How do I ask a complete stranger out while she's at work?
June 1, 2011 12:52 PM Subscribe
How do I ask a complete stranger out while she's at work? Should I even consider doing this?
posted by menschlich to Human Relations (68 answers total) 9 users marked this as a favorite
Here's the deal: I'm 26 (almost 27) and have never asked anyone out. I've managed to be married (5 years), have a child, get divorced, but I've never actually said, hey, do you want to go out and grab lunch? I'm the guy who, at anything social, will be sitting quietly - alone, more often than not. I suck with people and I hate it. My self confidence is quite low, and so getting the nerve up to do anything gutsy is nigh impossible.
I don't have very many real life friends, and I don't really do much of the whole "hanging out" thing. Not that I don't want to, mind you - just that I've never really done it much and so I tend not to be invited to such gatherings.
When it comes to women, I'm more or less clueless. I'm not good at reading signs, I'm not good at sending signs, and even if I were, I wouldn't really know how to follow up on such signs. I'm really, really shy, and am pretty awful at expressing how I really feel.
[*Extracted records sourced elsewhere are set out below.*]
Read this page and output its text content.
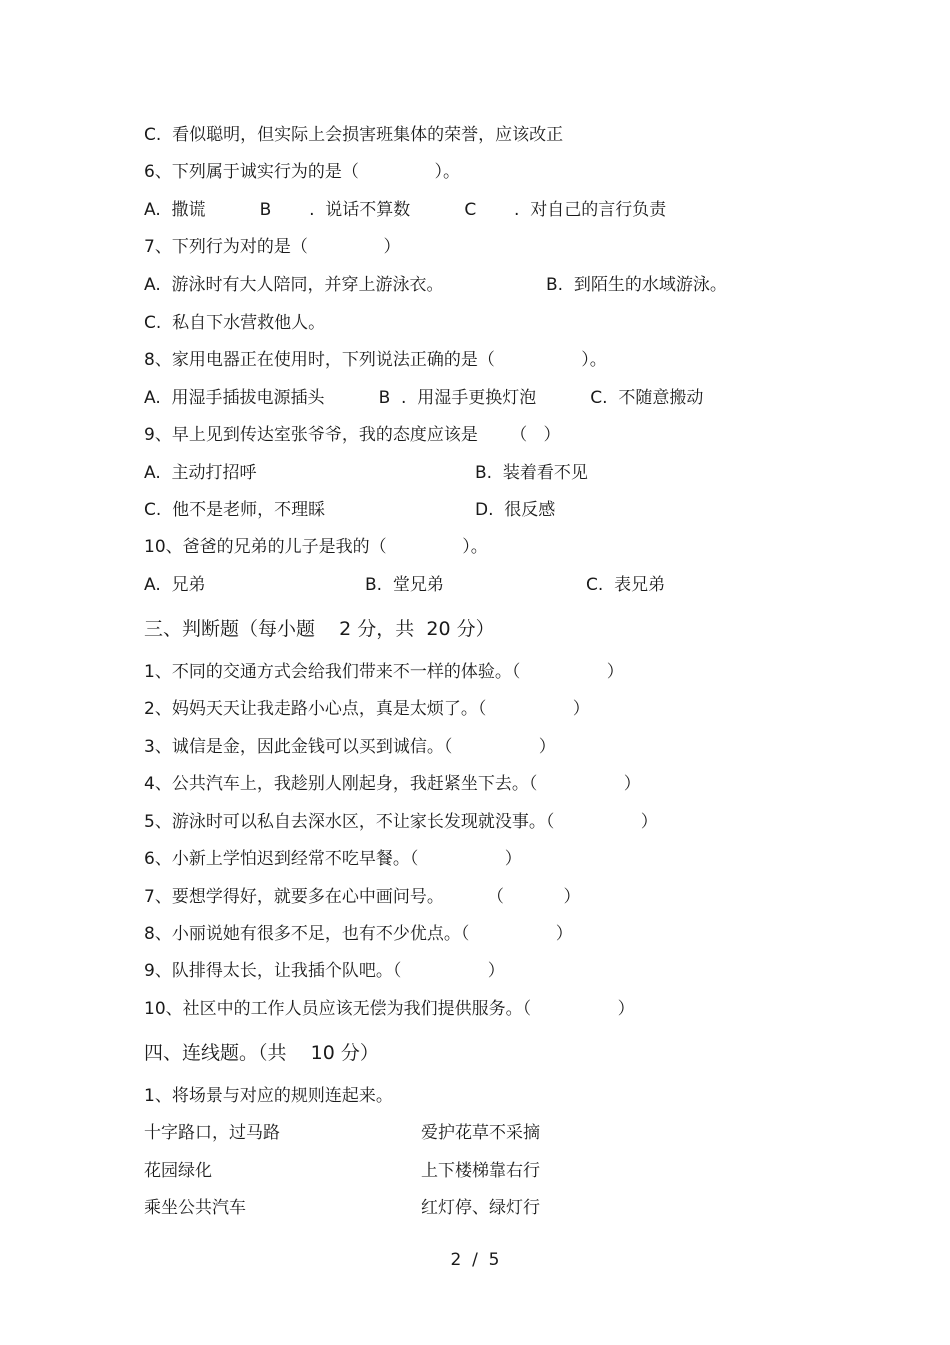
C.  看似聪明，但实际上会损害班集体的荣誉，应该改正

6、下列属于诚实行为的是（              ）。

A.  撒谎          B       .  说话不算数          C       .  对自己的言行负责

7、下列行为对的是（              ）

A.  游泳时有大人陪同，并穿上游泳衣。	B.  到陌生的水域游泳。

C.  私自下水营救他人。

8、家用电器正在使用时，下列说法正确的是（                ）。

A.  用湿手插拔电源插头          B  .  用湿手更换灯泡          C.  不随意搬动

9、早上见到传达室张爷爷，我的态度应该是      （   ）

A.  主动打招呼	B.  装着看不见
C.  他不是老师，不理睬	D.  很反感

10、爸爸的兄弟的儿子是我的（              ）。

A.  兄弟	B.  堂兄弟	C.  表兄弟

三、判断题（每小题    2 分，共  20 分）

1、不同的交通方式会给我们带来不一样的体验。（                ）

2、妈妈天天让我走路小心点，真是太烦了。（                ）

3、诚信是金，因此金钱可以买到诚信。（                ）

4、公共汽车上，我趁别人刚起身，我赶紧坐下去。（                ）

5、游泳时可以私自去深水区，不让家长发现就没事。（                ）

6、小新上学怕迟到经常不吃早餐。（                ）

7、要想学得好，就要多在心中画问号。        （           ）

8、小丽说她有很多不足，也有不少优点。（                ）

9、队排得太长，让我插个队吧。（                ）

10、社区中的工作人员应该无偿为我们提供服务。（                ）

四、连线题。（共    10 分）

1、将场景与对应的规则连起来。

十字路口，过马路	爱护花草不采摘
花园绿化	上下楼梯靠右行
乘坐公共汽车	红灯停、绿灯行
2  /  5
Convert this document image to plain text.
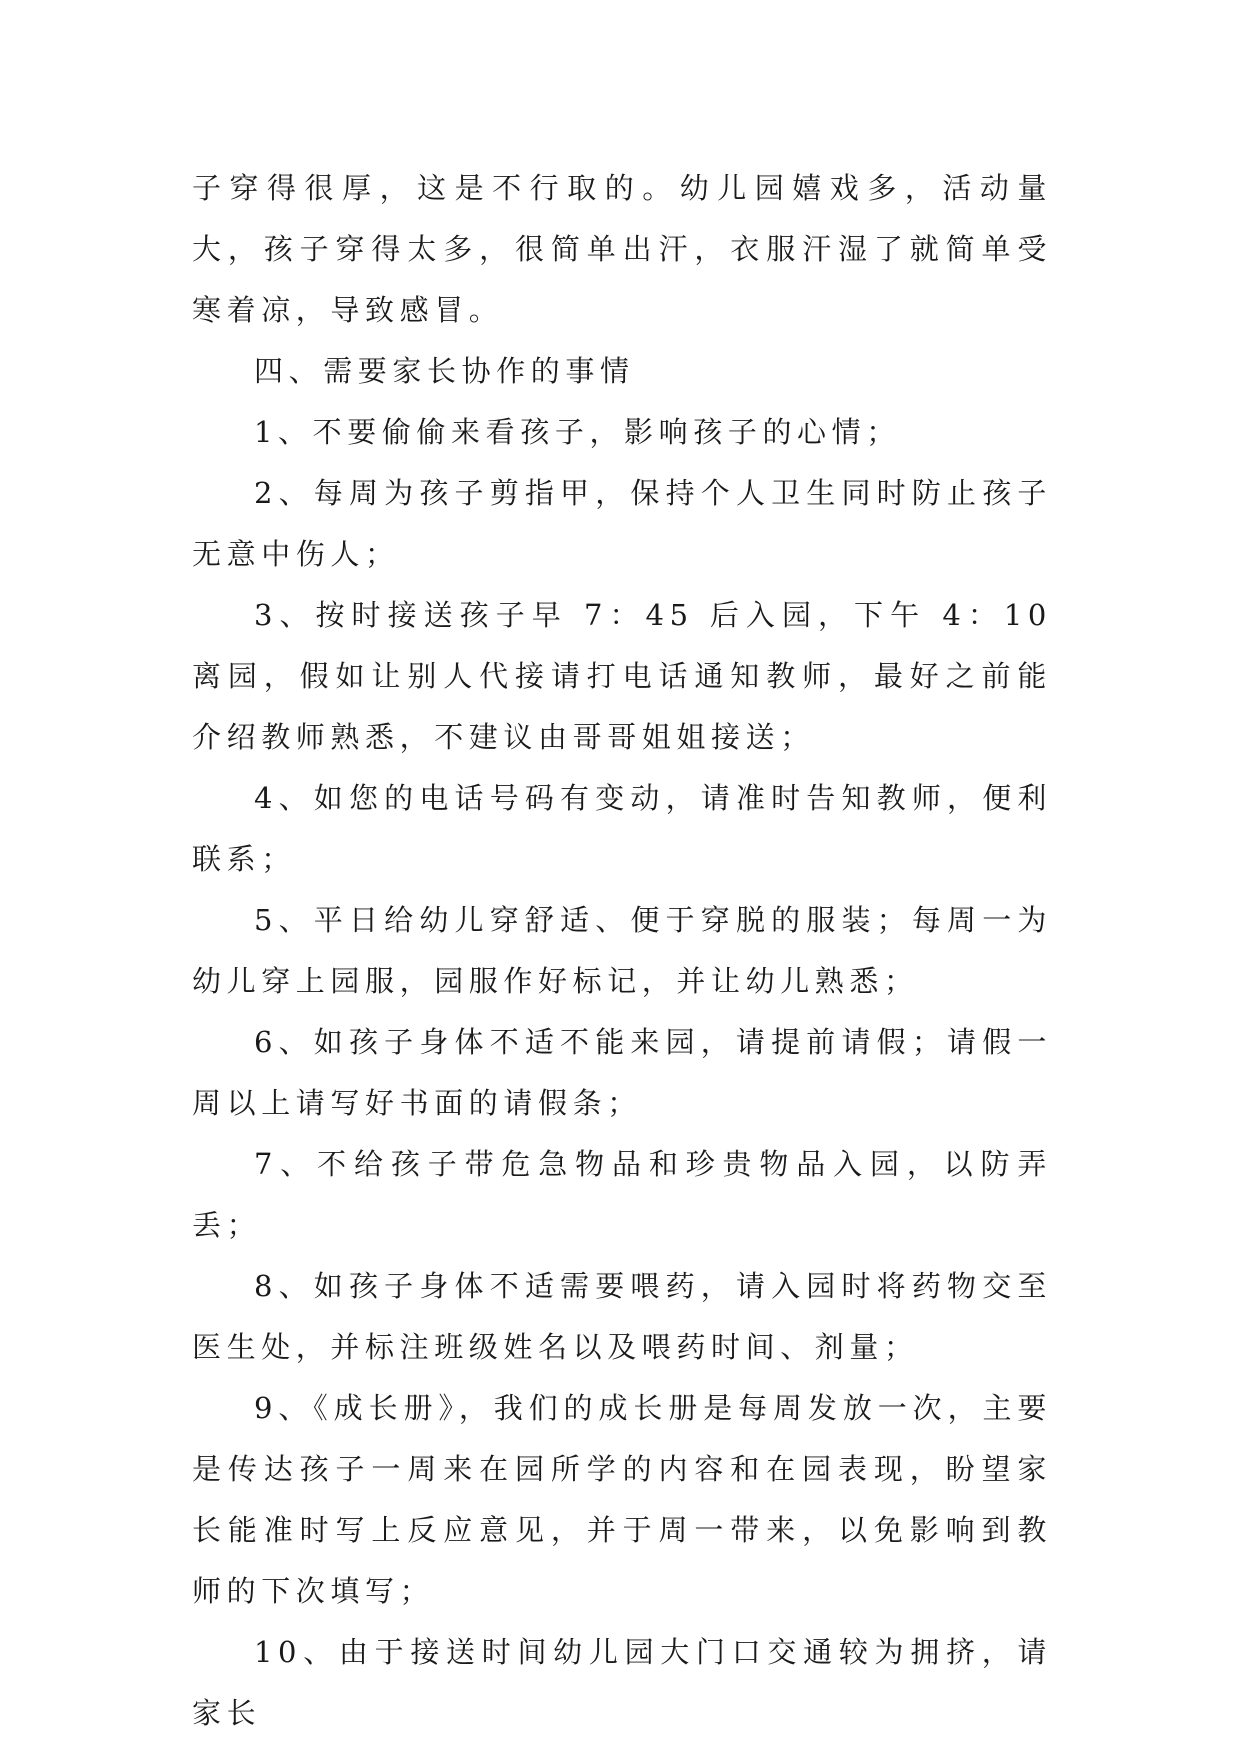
子穿得很厚，这是不行取的。幼儿园嬉戏多，活动量大，孩子穿得太多，很简单出汗，衣服汗湿了就简单受寒着凉，导致感冒。

四、需要家长协作的事情

1、不要偷偷来看孩子，影响孩子的心情；

2、每周为孩子剪指甲，保持个人卫生同时防止孩子无意中伤人；

3、按时接送孩子早 7：45 后入园，下午 4：10 离园，假如让别人代接请打电话通知教师，最好之前能介绍教师熟悉，不建议由哥哥姐姐接送；

4、如您的电话号码有变动，请准时告知教师，便利联系；

5、平日给幼儿穿舒适、便于穿脱的服装；每周一为幼儿穿上园服，园服作好标记，并让幼儿熟悉；

6、如孩子身体不适不能来园，请提前请假；请假一周以上请写好书面的请假条；

7、不给孩子带危急物品和珍贵物品入园，以防弄丢；

8、如孩子身体不适需要喂药，请入园时将药物交至医生处，并标注班级姓名以及喂药时间、剂量；

9、《成长册》，我们的成长册是每周发放一次，主要是传达孩子一周来在园所学的内容和在园表现，盼望家长能准时写上反应意见，并于周一带来，以免影响到教师的下次填写；

10、由于接送时间幼儿园大门口交通较为拥挤，请家长
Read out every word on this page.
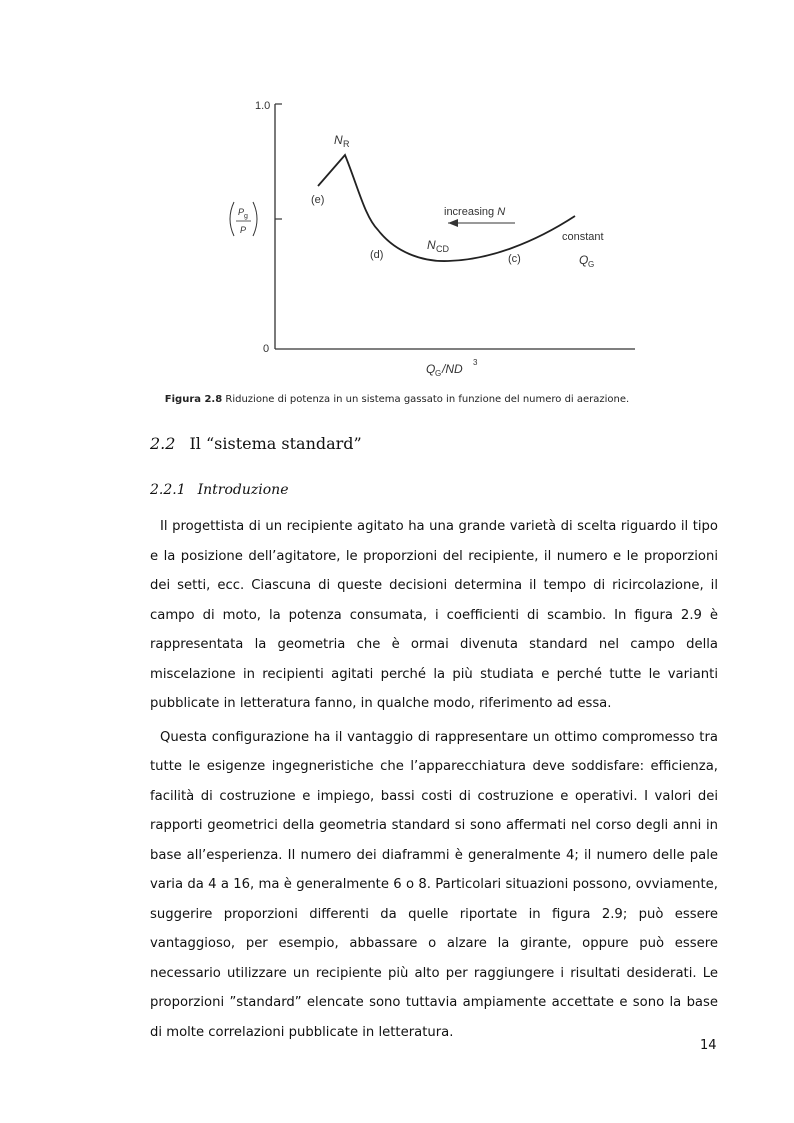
1.0
0
P g
P
N R
(e)
(d)	(c)
N CD
increasing N
constant
Q G
Q G /ND 3
Figura 2.8 Riduzione di potenza in un sistema gassato in funzione del numero di aerazione.
2.2 Il “sistema standard”
2.2.1 Introduzione

Il progettista di un recipiente agitato ha una grande varietà di scelta riguardo il tipo e la posizione dell’agitatore, le proporzioni del recipiente, il numero e le proporzioni dei setti, ecc. Ciascuna di queste decisioni determina il tempo di ricircolazione, il campo di moto, la potenza consumata, i coefficienti di scambio. In figura 2.9 è rappresentata la geometria che è ormai divenuta standard nel campo della miscelazione in recipienti agitati perché la più studiata e perché tutte le varianti pubblicate in letteratura fanno, in qualche modo, riferimento ad essa.

Questa configurazione ha il vantaggio di rappresentare un ottimo compromesso tra tutte le esigenze ingegneristiche che l’apparecchiatura deve soddisfare: efficienza, facilità di costruzione e impiego, bassi costi di costruzione e operativi. I valori dei rapporti geometrici della geometria standard si sono affermati nel corso degli anni in base all’esperienza. Il numero dei diaframmi è generalmente 4; il numero delle pale varia da 4 a 16, ma è generalmente 6 o 8. Particolari situazioni possono, ovviamente, suggerire proporzioni differenti da quelle riportate in figura 2.9; può essere vantaggioso, per esempio, abbassare o alzare la girante, oppure può essere necessario utilizzare un recipiente più alto per raggiungere i risultati desiderati. Le proporzioni ”standard” elencate sono tuttavia ampiamente accettate e sono la base di molte correlazioni pubblicate in letteratura.

14
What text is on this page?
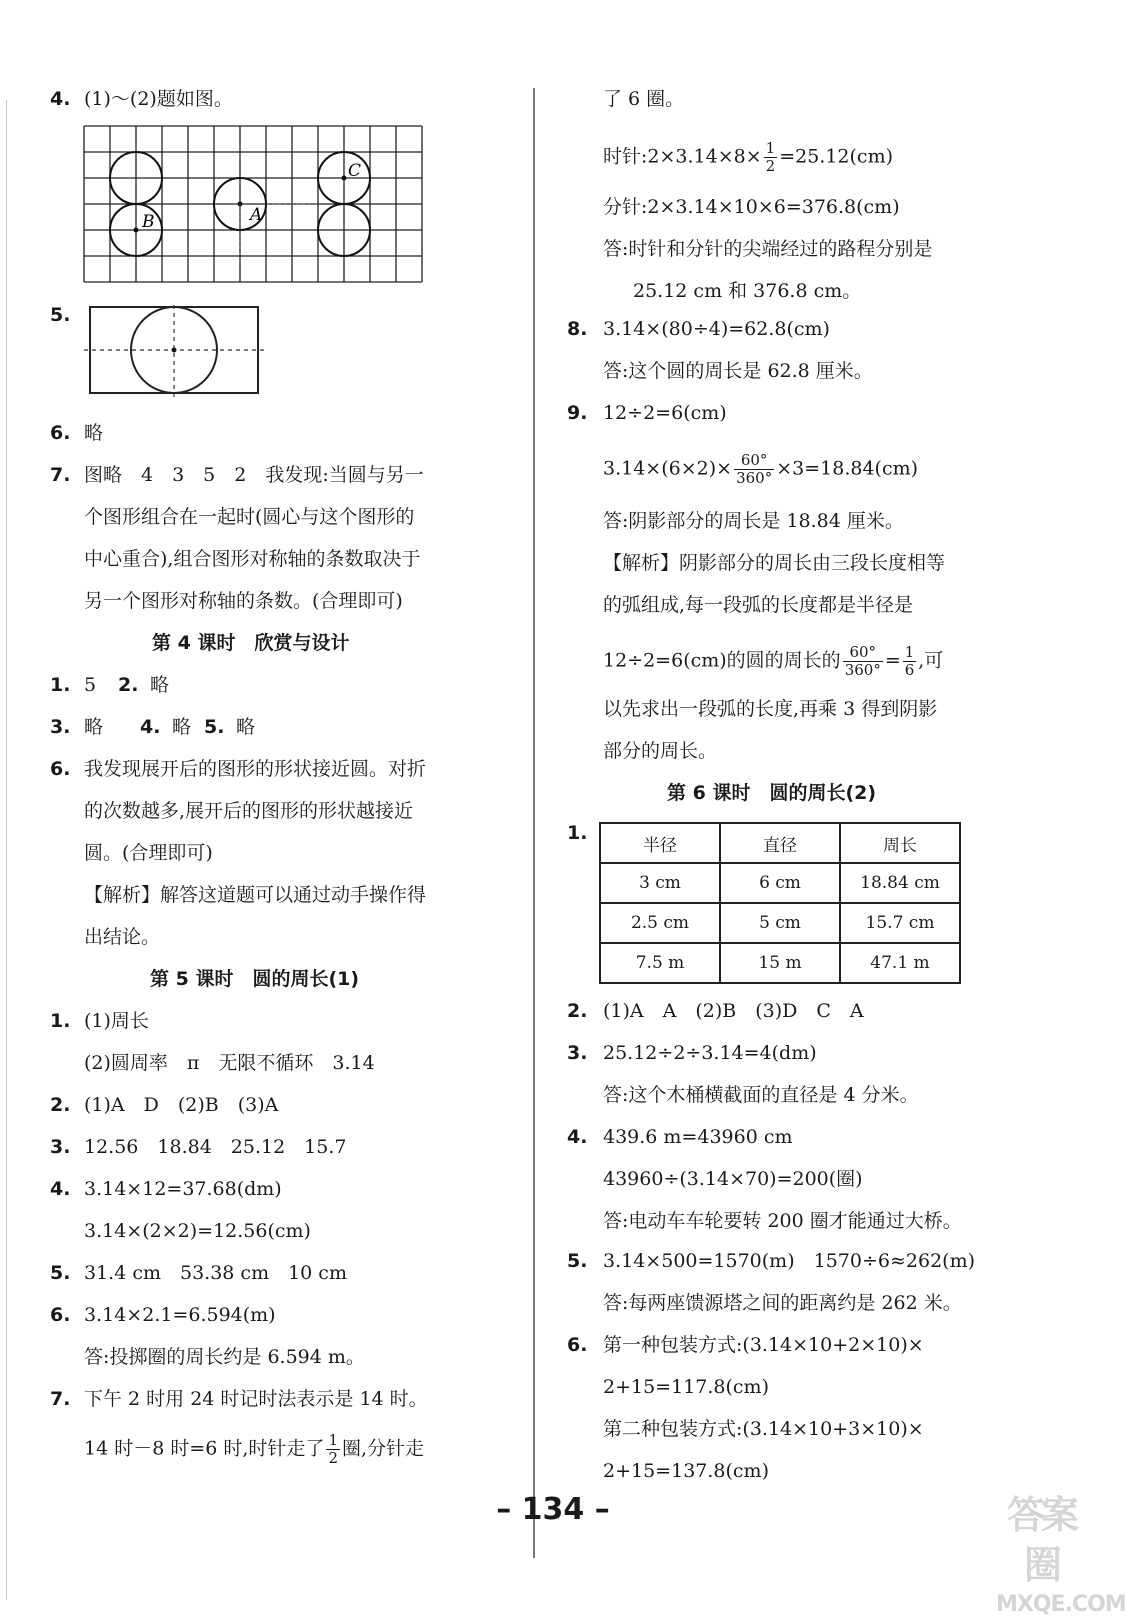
4. (1)～(2)题如图。
B	A
C
5.
6. 略
7. 图略　4　3　5　2　我发现:当圆与另一
个图形组合在一起时(圆心与这个图形的
中心重合),组合图形对称轴的条数取决于
另一个图形对称轴的条数。(合理即可)
第 4 课时　欣赏与设计
1. 5　 2. 略
3. 略　 4. 略　
5. 略
6. 我发现展开后的图形的形状接近圆。对折
的次数越多,展开后的图形的形状越接近
圆。(合理即可)
【解析】解答这道题可以通过动手操作得
出结论。
第 5 课时　圆的周长(1)
1. (1)周长
(2)圆周率　π　无限不循环　3.14
2. (1)A　D　(2)B　(3)A
3. 12.56　18.84　25.12　15.7
4. 3.14×12=37.68(dm)
3.14×(2×2)=12.56(cm)
5. 31.4 cm　53.38 cm　10 cm
6. 3.14×2.1=6.594(m)
答:投掷圈的周长约是 6.594 m。
7. 下午 2 时用 24 时记时法表示是 14 时。
14 时－8 时=6 时,时针走了 $\frac{1}{2}$ 圈,分针走
了 6 圈。
时针:2×3.14×8× $\frac{1}{2} =25.12(cm)$
分针:2×3.14×10×6=376.8(cm)
答:时针和分针的尖端经过的路程分别是
25.12 cm 和 376.8 cm。
8. 3.14×(80÷4)=62.8(cm)
答:这个圆的周长是 62.8 厘米。
9. 12÷2=6(cm)
$3.14\times(6\times 2)\times \frac{60^\circ}{360^\circ} \times 3=18.84(cm)$
答:阴影部分的周长是 18.84 厘米。
【解析】阴影部分的周长由三段长度相等
的弧组成,每一段弧的长度都是半径是
12÷2=6(cm)的圆的周长的 $\frac{60^\circ}{360^\circ} = \frac{1}{6}$ ,可
以先求出一段弧的长度,再乘 3 得到阴影
部分的周长。
第 6 课时　圆的周长(2)
1.
半径	直径	周长
3 cm	6 cm	18.84 cm
2.5 cm	5 cm	15.7 cm
7.5 m	15 m	47.1 m
2. (1)A　A　(2)B　(3)D　C　A
3. 25.12÷2÷3.14=4(dm)
答:这个木桶横截面的直径是 4 分米。
4. 439.6 m=43960 cm
43960÷(3.14×70)=200(圈)
答:电动车车轮要转 200 圈才能通过大桥。
5. 3.14×500=1570(m)　1570÷6≈262(m)
答:每两座馈源塔之间的距离约是 262 米。
6. 第一种包装方式:(3.14×10+2×10)×
2+15=117.8(cm)
第二种包装方式:(3.14×10+3×10)×
2+15=137.8(cm)
– 134 –	答案圈
MXQE.COM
Now that you have an idea of what I'm like, here's the question: how do I go about getting over my stupid hang-ups and ask a complete stranger out, while she's at work? I know nothing about this woman other than I find her attractive, and I think she looks like she'd be interesting to get to know. Just a gut feeling, really. I've never seen her anywhere but at her place of employment, which happens to be a pharmacy. As such, there are usually 10 or so people buzzing around here all the time, so the chances of privacy are more or less null. Furthermore, she's never really shown any signs of being interested - this is most likely a completely one-sided thing, and I'm okay with that.
My concerns lie largely with 1) her well-being and feeling of ease and 2) how I should act if / when (the latter is far more likely) she says no. As for 1., I don't want to do this if it's going to make her feel like crap or make things really awkward from now on (I frequent this pharmacy fairly regularly). And as for 2., consider me a 9 year old or something in regards to this. If I ask if she wants to get coffee or something, and she declines, what do I say to make sure the conversation doesn't go kersplat? "Oh, okay"? "No problem"? "Thanks anyway"? "Have a nice day"?
Bonus points if you can help me figure out what my underlying issues are, because frankly, I hate being the way I am.